Occasionally there is a genuine post on LinkedIn ---
—– a post about the actual, human state of things, about that job someone worked very hard to get, about that work someone is proud of, about the actual status of the job market, about the pandemic that is crippling all of us in more ways than one – nothing ‘effortlessly’ crafted to have just the right kind of tone and sound just the regular kind of normal, nothing self-righteous, just real. Now on LinkedIn, you have to engage your connections, your followers – but why? That’s an honest question. As a personal account, as a place meant to support portfolio building and network development, why do I want your advice on something I know you know nothing about? Are we ok with contributing to the “opinions as facts” problem that is plaguing us? Does doing something once qualify me as an expert? Why do I need to force a social presence? Are you actually evaluating my ability to do a job based on how many likes or posts I’ve made/commented on? Does following someone famous or a well-known company make me more interesting?
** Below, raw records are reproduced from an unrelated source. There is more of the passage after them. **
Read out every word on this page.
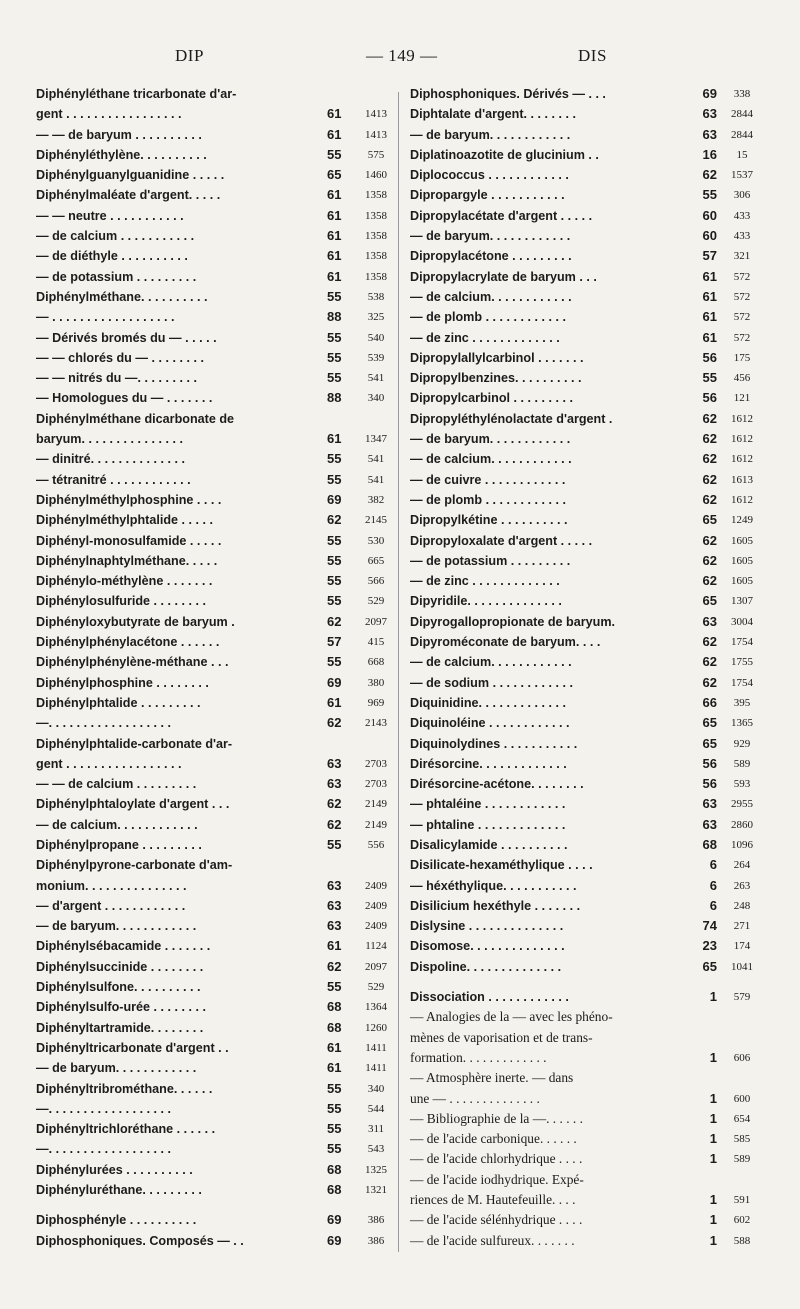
DIP	— 149 —	DIS
Diphényléthane tricarbonate d'ar-
gent . . . . . . . . . . . . . . . . .	61	1413
— — de baryum . . . . . . . . . .	61	1413
Diphényléthylène. . . . . . . . . .	55	575
Diphénylguanylguanidine . . . . .	65	1460
Diphénylmaléate d'argent. . . . .	61	1358
— — neutre . . . . . . . . . . .	61	1358
— de calcium . . . . . . . . . . .	61	1358
— de diéthyle . . . . . . . . . .	61	1358
— de potassium . . . . . . . . .	61	1358
Diphénylméthane. . . . . . . . . .	55	538
— . . . . . . . . . . . . . . . . . .	88	325
— Dérivés bromés du — . . . . .	55	540
— — chlorés du — . . . . . . . .	55	539
— — nitrés du —. . . . . . . . .	55	541
— Homologues du — . . . . . . .	88	340
Diphénylméthane dicarbonate de
baryum. . . . . . . . . . . . . . .	61	1347
— dinitré. . . . . . . . . . . . . .	55	541
— tétranitré . . . . . . . . . . . .	55	541
Diphénylméthylphosphine . . . .	69	382
Diphénylméthylphtalide . . . . .	62	2145
Diphényl-monosulfamide . . . . .	55	530
Diphénylnaphtylméthane. . . . .	55	665
Diphénylo-méthylène . . . . . . .	55	566
Diphénylosulfuride . . . . . . . .	55	529
Diphényloxybutyrate de baryum .	62	2097
Diphénylphénylacétone . . . . . .	57	415
Diphénylphénylène-méthane . . .	55	668
Diphénylphosphine . . . . . . . .	69	380
Diphénylphtalide . . . . . . . . .	61	969
—. . . . . . . . . . . . . . . . . .	62	2143
Diphénylphtalide-carbonate d'ar-
gent . . . . . . . . . . . . . . . . .	63	2703
— — de calcium . . . . . . . . .	63	2703
Diphénylphtaloylate d'argent . . .	62	2149
— de calcium. . . . . . . . . . . .	62	2149
Diphénylpropane . . . . . . . . .	55	556
Diphénylpyrone-carbonate d'am-
monium. . . . . . . . . . . . . . .	63	2409
— d'argent . . . . . . . . . . . .	63	2409
— de baryum. . . . . . . . . . . .	63	2409
Diphénylsébacamide . . . . . . .	61	1124
Diphénylsuccinide . . . . . . . .	62	2097
Diphénylsulfone. . . . . . . . . .	55	529
Diphénylsulfo-urée . . . . . . . .	68	1364
Diphényltartramide. . . . . . . .	68	1260
Diphényltricarbonate d'argent . .	61	1411
— de baryum. . . . . . . . . . . .	61	1411
Diphényltribrométhane. . . . . .	55	340
—. . . . . . . . . . . . . . . . . .	55	544
Diphényltrichloréthane . . . . . .	55	311
—. . . . . . . . . . . . . . . . . .	55	543
Diphénylurées . . . . . . . . . .	68	1325
Diphényluréthane. . . . . . . . .	68	1321
Diphosphényle . . . . . . . . . .	69	386
Diphosphoniques. Composés — . .	69	386
Diphosphoniques. Dérivés — . . .	69	338
Diphtalate d'argent. . . . . . . .	63	2844
— de baryum. . . . . . . . . . . .	63	2844
Diplatinoazotite de glucinium . .	16	15
Diplococcus . . . . . . . . . . . .	62	1537
Dipropargyle . . . . . . . . . . .	55	306
Dipropylacétate d'argent . . . . .	60	433
— de baryum. . . . . . . . . . . .	60	433
Dipropylacétone . . . . . . . . .	57	321
Dipropylacrylate de baryum . . .	61	572
— de calcium. . . . . . . . . . . .	61	572
— de plomb . . . . . . . . . . . .	61	572
— de zinc . . . . . . . . . . . . .	61	572
Dipropylallylcarbinol . . . . . . .	56	175
Dipropylbenzines. . . . . . . . . .	55	456
Dipropylcarbinol . . . . . . . . .	56	121
Dipropyléthylénolactate d'argent .	62	1612
— de baryum. . . . . . . . . . . .	62	1612
— de calcium. . . . . . . . . . . .	62	1612
— de cuivre . . . . . . . . . . . .	62	1613
— de plomb . . . . . . . . . . . .	62	1612
Dipropylkétine . . . . . . . . . .	65	1249
Dipropyloxalate d'argent . . . . .	62	1605
— de potassium . . . . . . . . .	62	1605
— de zinc . . . . . . . . . . . . .	62	1605
Dipyridile. . . . . . . . . . . . . .	65	1307
Dipyrogallopropionate de baryum.	63	3004
Dipyroméconate de baryum. . . .	62	1754
— de calcium. . . . . . . . . . . .	62	1755
— de sodium . . . . . . . . . . . .	62	1754
Diquinidine. . . . . . . . . . . . .	66	395
Diquinoléine . . . . . . . . . . . .	65	1365
Diquinolydines . . . . . . . . . . .	65	929
Dirésorcine. . . . . . . . . . . . .	56	589
Dirésorcine-acétone. . . . . . . .	56	593
— phtaléine . . . . . . . . . . . .	63	2955
— phtaline . . . . . . . . . . . . .	63	2860
Disalicylamide . . . . . . . . . .	68	1096
Disilicate-hexaméthylique . . . .	6	264
— héxéthylique. . . . . . . . . . .	6	263
Disilicium hexéthyle . . . . . . .	6	248
Dislysine . . . . . . . . . . . . . .	74	271
Disomose. . . . . . . . . . . . . .	23	174
Dispoline. . . . . . . . . . . . . .	65	1041
Dissociation . . . . . . . . . . . .	1	579
— Analogies de la — avec les phéno-
mènes de vaporisation et de trans-
formation. . . . . . . . . . . . .	1	606
— Atmosphère inerte. — dans
une — . . . . . . . . . . . . . .	1	600
— Bibliographie de la —. . . . . .	1	654
— de l'acide carbonique. . . . . .	1	585
— de l'acide chlorhydrique . . . .	1	589
— de l'acide iodhydrique. Expé-
riences de M. Hautefeuille. . . .	1	591
— de l'acide sélénhydrique . . . .	1	602
— de l'acide sulfureux. . . . . . .	1	588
The very fact of LinkedIn is that your network matters but somehow people are posting about how they believed in themselves and were able to achieve all their dreams even though it was tough and they got some NOs along the way. Brag but brag just enough to make it seem like you are actually humble. I’m a little bit tired of all the pretense. I wish there was a forum or social media company that isn’t copying the algorithm that we all know is leading us astray (Netflix’s Social Dilemma anyone?), dumbing us down, crafting us into predictable users. I understand why people retreat to spaces on reddit to have actual human communication. I wished for better from LinkedIn but I can see it’s no different – and I think the blame is on us.